Acordava de manhãzinha com o cantar dos galos e dormia às oito da noite. Só
sabia das horas orientando pelo sol. Não tinha relógio. Perguntado se gostaria
de conhecer Angola, país onde nasceu, disse que “gostaria, mas só se fosse de
navio”, pois “acho bonito o mar”. São quatro horas da tarde e o velho
Guaraciaba quer ir embora pra casa, “hoje não foi almoçar com seus outros companheiros
crentes, comeu arroz, feijão e peixe aqui mesmo na casa do compadre Jorge
Carroceiro. Quer ir descansar”. Aceita uma carona. Está chovendo e a tarde vai
antecipando a noite. Indica a estreita estrada de barro rasgada no mato, que
João conhece bem, levando a um pequeno barraco de estuque com quintalzinho nos
fundos, onde uma bananeira ao lado da porta tomba com o peso do cacho.
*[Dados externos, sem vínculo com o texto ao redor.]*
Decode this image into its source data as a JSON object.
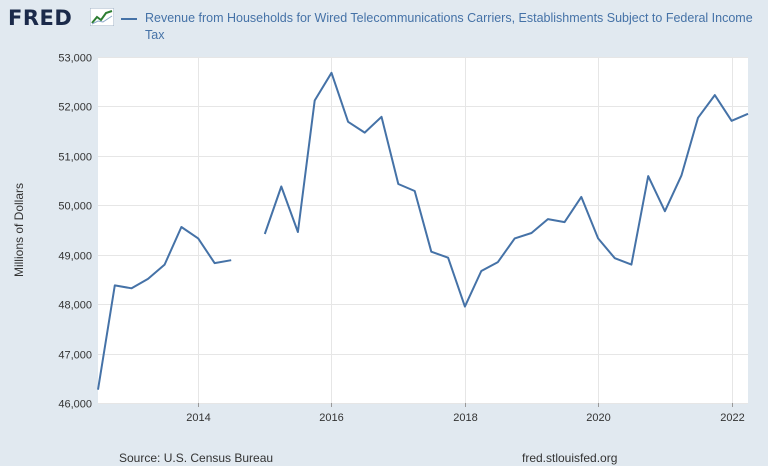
{
  "header": {
    "logo_text": "FRED",
    "legend_label": "Revenue from Households for Wired Telecommunications Carriers, Establishments Subject to Federal Income Tax"
  },
  "footer": {
    "source": "Source: U.S. Census Bureau",
    "url": "fred.stlouisfed.org"
  },
  "colors": {
    "background": "#e1e9f0",
    "plot": "#ffffff",
    "series": "#4572a7"
  },
  "chart_data": {
    "type": "line",
    "ylabel": "Millions of Dollars",
    "ylim": [
      46000,
      53000
    ],
    "yticks": [
      46000,
      47000,
      48000,
      49000,
      50000,
      51000,
      52000,
      53000
    ],
    "ytick_labels": [
      "46,000",
      "47,000",
      "48,000",
      "49,000",
      "50,000",
      "51,000",
      "52,000",
      "53,000"
    ],
    "xlim": [
      "2012-07-01",
      "2022-04-01"
    ],
    "xticks": [
      "2014-01-01",
      "2016-01-01",
      "2018-01-01",
      "2020-01-01",
      "2022-01-01"
    ],
    "xtick_labels": [
      "2014",
      "2016",
      "2018",
      "2020",
      "2022"
    ],
    "grid": true,
    "series": [
      {
        "name": "Revenue from Households for Wired Telecommunications Carriers, Establishments Subject to Federal Income Tax",
        "x": [
          "2012-07-01",
          "2012-10-01",
          "2013-01-01",
          "2013-04-01",
          "2013-07-01",
          "2013-10-01",
          "2014-01-01",
          "2014-04-01",
          "2014-07-01",
          "2014-10-01",
          "2015-01-01",
          "2015-04-01",
          "2015-07-01",
          "2015-10-01",
          "2016-01-01",
          "2016-04-01",
          "2016-07-01",
          "2016-10-01",
          "2017-01-01",
          "2017-04-01",
          "2017-07-01",
          "2017-10-01",
          "2018-01-01",
          "2018-04-01",
          "2018-07-01",
          "2018-10-01",
          "2019-01-01",
          "2019-04-01",
          "2019-07-01",
          "2019-10-01",
          "2020-01-01",
          "2020-04-01",
          "2020-07-01",
          "2020-10-01",
          "2021-01-01",
          "2021-04-01",
          "2021-07-01",
          "2021-10-01",
          "2022-01-01",
          "2022-04-01"
        ],
        "values": [
          46270,
          48380,
          48320,
          48510,
          48800,
          49560,
          49330,
          48830,
          48890,
          null,
          49420,
          50380,
          49460,
          52120,
          52680,
          51690,
          51470,
          51790,
          50430,
          50290,
          49060,
          48940,
          47950,
          48670,
          48850,
          49330,
          49440,
          49720,
          49660,
          50170,
          49330,
          48930,
          48800,
          50590,
          49880,
          50600,
          51770,
          52230,
          51710,
          51850
        ]
      }
    ]
  }
}
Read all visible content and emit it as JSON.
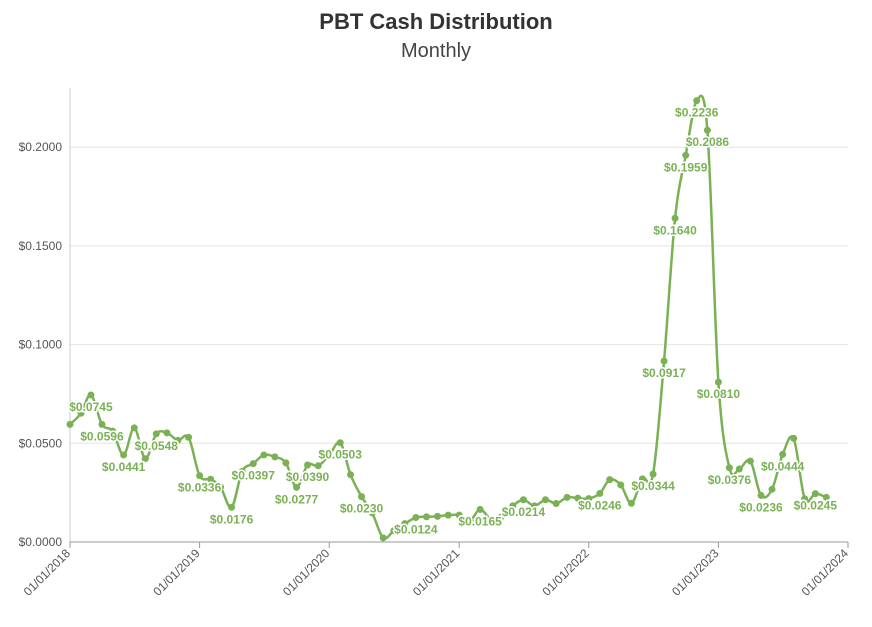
{
  "chart_data": {
    "type": "line",
    "title": "PBT Cash Distribution",
    "subtitle": "Monthly",
    "xlabel": "",
    "ylabel": "",
    "color": "#7ab155",
    "grid": "horizontal",
    "legend": "none",
    "ylim": [
      0,
      0.23
    ],
    "xlim": [
      "2018-01-01",
      "2024-01-01"
    ],
    "y_ticks": [
      {
        "value": 0,
        "label": "$0.0000"
      },
      {
        "value": 0.05,
        "label": "$0.0500"
      },
      {
        "value": 0.1,
        "label": "$0.1000"
      },
      {
        "value": 0.15,
        "label": "$0.1500"
      },
      {
        "value": 0.2,
        "label": "$0.2000"
      }
    ],
    "x_ticks": [
      {
        "date": "2018-01-01",
        "label": "01/01/2018"
      },
      {
        "date": "2019-01-01",
        "label": "01/01/2019"
      },
      {
        "date": "2020-01-01",
        "label": "01/01/2020"
      },
      {
        "date": "2021-01-01",
        "label": "01/01/2021"
      },
      {
        "date": "2022-01-01",
        "label": "01/01/2022"
      },
      {
        "date": "2023-01-01",
        "label": "01/01/2023"
      },
      {
        "date": "2024-01-01",
        "label": "01/01/2024"
      }
    ],
    "points": [
      {
        "date": "2018-01-01",
        "value": 0.0596
      },
      {
        "date": "2018-02-01",
        "value": 0.0652
      },
      {
        "date": "2018-03-01",
        "value": 0.0745,
        "label": "$0.0745"
      },
      {
        "date": "2018-04-01",
        "value": 0.0596,
        "label": "$0.0596"
      },
      {
        "date": "2018-05-01",
        "value": 0.0562
      },
      {
        "date": "2018-06-01",
        "value": 0.0441,
        "label": "$0.0441"
      },
      {
        "date": "2018-07-01",
        "value": 0.0578
      },
      {
        "date": "2018-08-01",
        "value": 0.0422
      },
      {
        "date": "2018-09-01",
        "value": 0.0548,
        "label": "$0.0548"
      },
      {
        "date": "2018-10-01",
        "value": 0.0553
      },
      {
        "date": "2018-11-01",
        "value": 0.0515
      },
      {
        "date": "2018-12-01",
        "value": 0.053
      },
      {
        "date": "2019-01-01",
        "value": 0.0336,
        "label": "$0.0336"
      },
      {
        "date": "2019-02-01",
        "value": 0.0318
      },
      {
        "date": "2019-03-01",
        "value": 0.0278
      },
      {
        "date": "2019-04-01",
        "value": 0.0176,
        "label": "$0.0176"
      },
      {
        "date": "2019-05-01",
        "value": 0.0358
      },
      {
        "date": "2019-06-01",
        "value": 0.0397,
        "label": "$0.0397"
      },
      {
        "date": "2019-07-01",
        "value": 0.0441
      },
      {
        "date": "2019-08-01",
        "value": 0.0431
      },
      {
        "date": "2019-09-01",
        "value": 0.0401
      },
      {
        "date": "2019-10-01",
        "value": 0.0277,
        "label": "$0.0277"
      },
      {
        "date": "2019-11-01",
        "value": 0.039,
        "label": "$0.0390"
      },
      {
        "date": "2019-12-01",
        "value": 0.0386
      },
      {
        "date": "2020-01-01",
        "value": 0.044
      },
      {
        "date": "2020-02-01",
        "value": 0.0503,
        "label": "$0.0503"
      },
      {
        "date": "2020-03-01",
        "value": 0.0341
      },
      {
        "date": "2020-04-01",
        "value": 0.023,
        "label": "$0.0230"
      },
      {
        "date": "2020-05-01",
        "value": 0.0148
      },
      {
        "date": "2020-06-01",
        "value": 0.0021
      },
      {
        "date": "2020-07-01",
        "value": 0.0057
      },
      {
        "date": "2020-08-01",
        "value": 0.0093
      },
      {
        "date": "2020-09-01",
        "value": 0.0124,
        "label": "$0.0124"
      },
      {
        "date": "2020-10-01",
        "value": 0.0128
      },
      {
        "date": "2020-11-01",
        "value": 0.013
      },
      {
        "date": "2020-12-01",
        "value": 0.0136
      },
      {
        "date": "2021-01-01",
        "value": 0.0136
      },
      {
        "date": "2021-02-01",
        "value": 0.0111
      },
      {
        "date": "2021-03-01",
        "value": 0.0165,
        "label": "$0.0165"
      },
      {
        "date": "2021-04-01",
        "value": 0.0115
      },
      {
        "date": "2021-05-01",
        "value": 0.013
      },
      {
        "date": "2021-06-01",
        "value": 0.0183
      },
      {
        "date": "2021-07-01",
        "value": 0.0214,
        "label": "$0.0214"
      },
      {
        "date": "2021-08-01",
        "value": 0.0183
      },
      {
        "date": "2021-09-01",
        "value": 0.0214
      },
      {
        "date": "2021-10-01",
        "value": 0.0195
      },
      {
        "date": "2021-11-01",
        "value": 0.0226
      },
      {
        "date": "2021-12-01",
        "value": 0.0222
      },
      {
        "date": "2022-01-01",
        "value": 0.022
      },
      {
        "date": "2022-02-01",
        "value": 0.0246,
        "label": "$0.0246"
      },
      {
        "date": "2022-03-01",
        "value": 0.0316
      },
      {
        "date": "2022-04-01",
        "value": 0.0289
      },
      {
        "date": "2022-05-01",
        "value": 0.0196
      },
      {
        "date": "2022-06-01",
        "value": 0.032
      },
      {
        "date": "2022-07-01",
        "value": 0.0344,
        "label": "$0.0344"
      },
      {
        "date": "2022-08-01",
        "value": 0.0917,
        "label": "$0.0917"
      },
      {
        "date": "2022-09-01",
        "value": 0.164,
        "label": "$0.1640"
      },
      {
        "date": "2022-10-01",
        "value": 0.1959,
        "label": "$0.1959"
      },
      {
        "date": "2022-11-01",
        "value": 0.2236,
        "label": "$0.2236"
      },
      {
        "date": "2022-12-01",
        "value": 0.2086,
        "label": "$0.2086"
      },
      {
        "date": "2023-01-01",
        "value": 0.081,
        "label": "$0.0810"
      },
      {
        "date": "2023-02-01",
        "value": 0.0376,
        "label": "$0.0376"
      },
      {
        "date": "2023-03-01",
        "value": 0.037
      },
      {
        "date": "2023-04-01",
        "value": 0.041
      },
      {
        "date": "2023-05-01",
        "value": 0.0236,
        "label": "$0.0236"
      },
      {
        "date": "2023-06-01",
        "value": 0.0267
      },
      {
        "date": "2023-07-01",
        "value": 0.0444,
        "label": "$0.0444"
      },
      {
        "date": "2023-08-01",
        "value": 0.0525
      },
      {
        "date": "2023-09-01",
        "value": 0.0219
      },
      {
        "date": "2023-10-01",
        "value": 0.0245,
        "label": "$0.0245"
      },
      {
        "date": "2023-11-01",
        "value": 0.0226
      }
    ]
  }
}
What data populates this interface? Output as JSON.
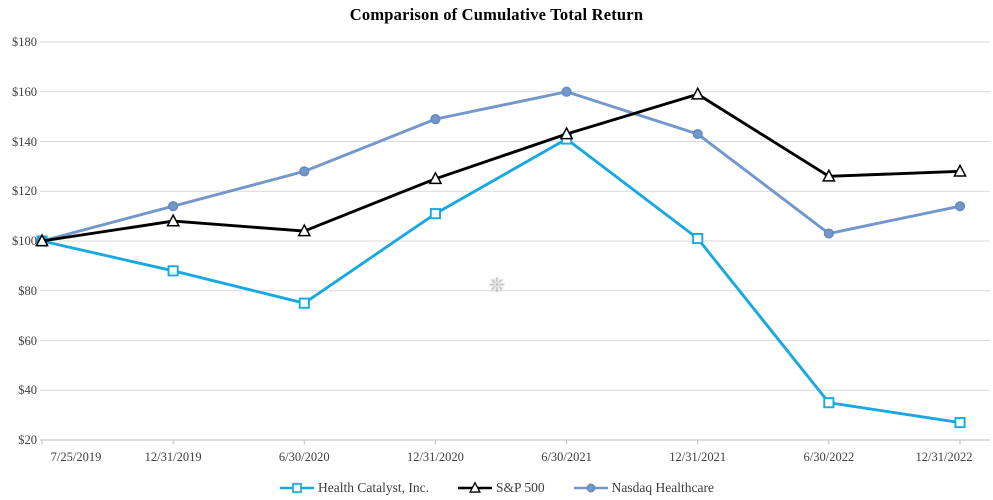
{
  "chart_data": {
    "type": "line",
    "title": "Comparison of Cumulative Total Return",
    "categories": [
      "7/25/2019",
      "12/31/2019",
      "6/30/2020",
      "12/31/2020",
      "6/30/2021",
      "12/31/2021",
      "6/30/2022",
      "12/31/2022"
    ],
    "series": [
      {
        "name": "Health Catalyst, Inc.",
        "color": "#19A8DF",
        "marker": "square",
        "marker_fill": "#FFFFFF",
        "marker_stroke": "#19A8DF",
        "values": [
          100,
          88,
          75,
          111,
          141,
          101,
          35,
          27
        ]
      },
      {
        "name": "S&P 500",
        "color": "#000000",
        "marker": "triangle",
        "marker_fill": "#FFFFFF",
        "marker_stroke": "#000000",
        "values": [
          100,
          108,
          104,
          125,
          143,
          159,
          126,
          128
        ]
      },
      {
        "name": "Nasdaq Healthcare",
        "color": "#7397CA",
        "marker": "circle",
        "marker_fill": "#7397CA",
        "marker_stroke": "#6389BE",
        "values": [
          100,
          114,
          128,
          149,
          160,
          143,
          103,
          114
        ]
      }
    ],
    "ylim": [
      20,
      180
    ],
    "ytick_step": 20,
    "ytick_prefix": "$",
    "xlabel": "",
    "ylabel": "",
    "grid": "horizontal",
    "legend_position": "bottom",
    "axis_label_color": "#404040",
    "gridline_color": "#D9D9D9",
    "baseline_color": "#BDBDBD",
    "background": "#FFFFFF"
  },
  "watermark": {
    "glyph": "❊"
  }
}
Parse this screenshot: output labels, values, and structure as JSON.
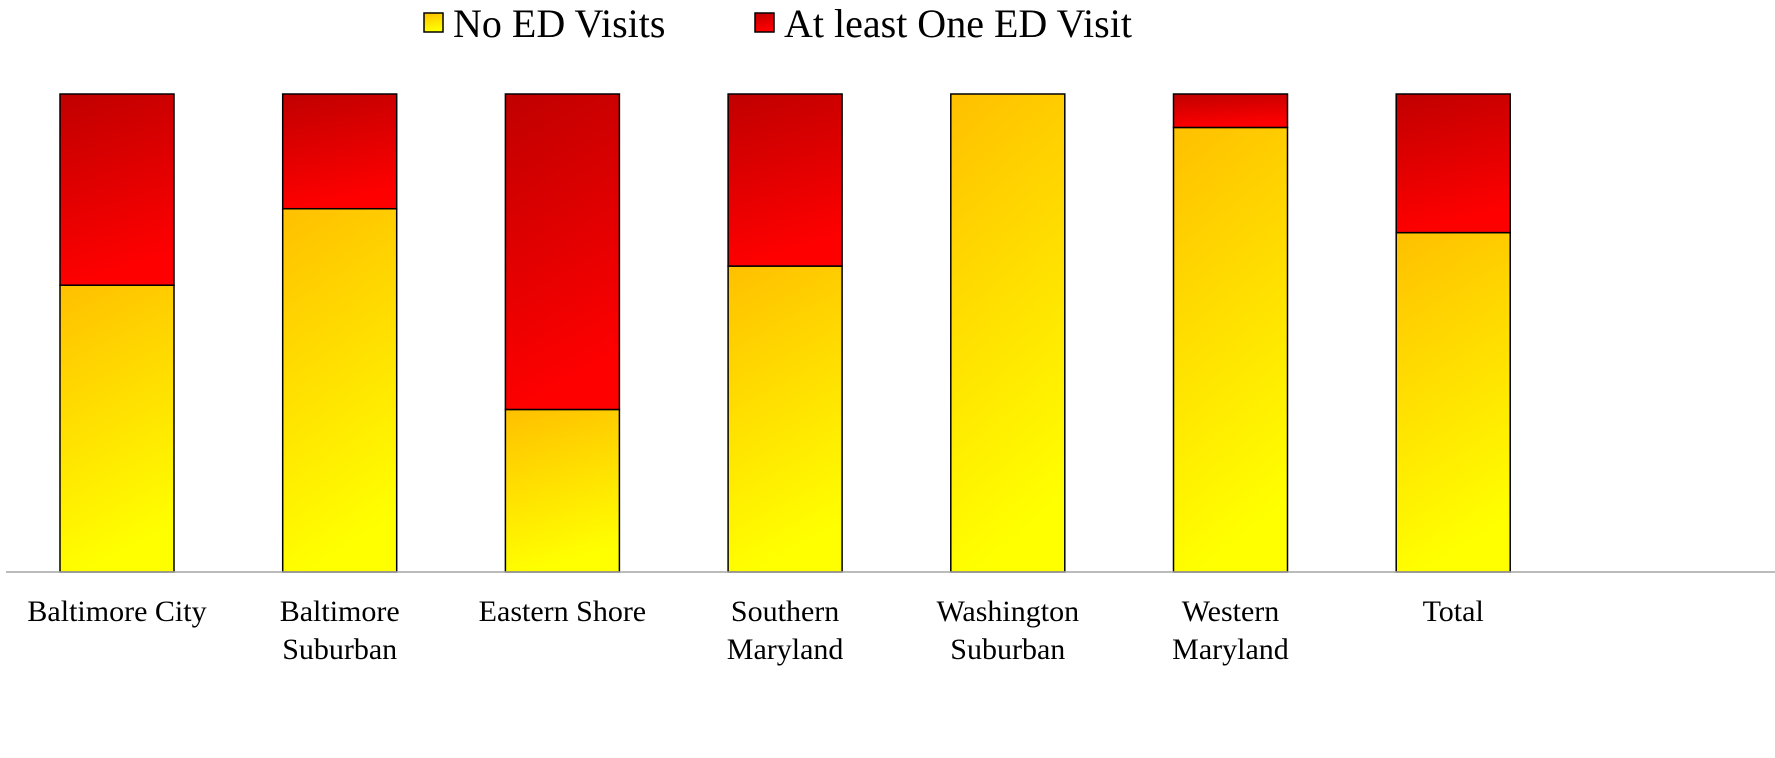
{
  "chart_data": {
    "type": "bar",
    "stacked": true,
    "normalized": true,
    "categories": [
      [
        "Baltimore City"
      ],
      [
        "Baltimore",
        "Suburban"
      ],
      [
        "Eastern Shore"
      ],
      [
        "Southern",
        "Maryland"
      ],
      [
        "Washington",
        "Suburban"
      ],
      [
        "Western",
        "Maryland"
      ],
      [
        "Total"
      ]
    ],
    "series": [
      {
        "name": "No ED Visits",
        "values": [
          60,
          76,
          34,
          64,
          100,
          93,
          71
        ],
        "gradient": [
          "#ffff00",
          "#ffc000"
        ]
      },
      {
        "name": "At least One ED Visit",
        "values": [
          40,
          24,
          66,
          36,
          0,
          7,
          29
        ],
        "gradient": [
          "#ff0000",
          "#c00000"
        ]
      }
    ],
    "ylim": [
      0,
      100
    ],
    "legend_position": "top",
    "grid": false,
    "y_axis_visible": false
  }
}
Ao
saltar do carro gemeu, ao botar a perna direita das oito picadas de cobras e
pisar no chão com lama que agarra nos sapatos. Casebre acolhedor, mas que ele
desejava melhor, pois nem porta firme tem, embora não se preocupe com ladrões,
não há ali nada para roubar.
“Ficaram de me dar uma casa, mas acho que estão esperando eu morrer, diz
brincando com um sorriso, pitando seu cachimbo de barro deixando um cheiro de
fumo no ar. Na sua pureza ainda acredita em almas do outro mundo, rezando muito
para elas não aparecerem em sua vida, principalmente quando vai a Piabetá a pé,
sozinho pela estrada, chegando lá ao anoitecer”.
Dentro do barraco somente uma velha cama com colchão de palha forrada com
trapos e algumas panelas sobre um armário. Seus bens mais preciosos cabiam
dentro de uma lata vazia de leite em pó. Ali eram guardados a certidão de
nascimento e um folheto evangélico, nada mais. “Quando quiser escrever uma
carta (e pretende pedir uma casa ao Governo), recorrerá à dona Maria e ao seu
Miguel, os compadres crentes”.
- O senhor sabe o nome atual do Presidente da República?
- Não sinhô.
- Quais o que o senhor se lembra?
- O Hermes da Fonseca, o Floriano Peixoto.
“Para ele o mundo era ali. O radio da vizinha irradia ao longe o jogo
Fluminense e Olaria transmitido do Maracanã. Um avião quadrimotor passa baixo
em direção ao Galeão. Vem de longe também música no rádio, ouvindo-se Jards
Macalé cantando “Hei Cantareira” de Jackson do Pandeiro”.
Ali, naquele fim de mundo “Guaraciaba não tem luz, gás, telefone, campainha,
porteiros, síndicos, cobradores, talvez nunca tenha sido recenseado pelo IBGE,
os Correios não sabem seu endereço. Mas dorme com canto de grilos nos matos,
olhando as estrelas nos céus das noites limpas sem poluição”. Na chegada da
noite chuvosa, despediu-se dos repórteres desejando boa viagem e perguntando se
sabiam seguir pela estrada até Magé. Agradecidos, eles prometeram voltar para
atender o seu pedido:
- Trais uns agasaios pra mim, viu? Aqui faz muito frio.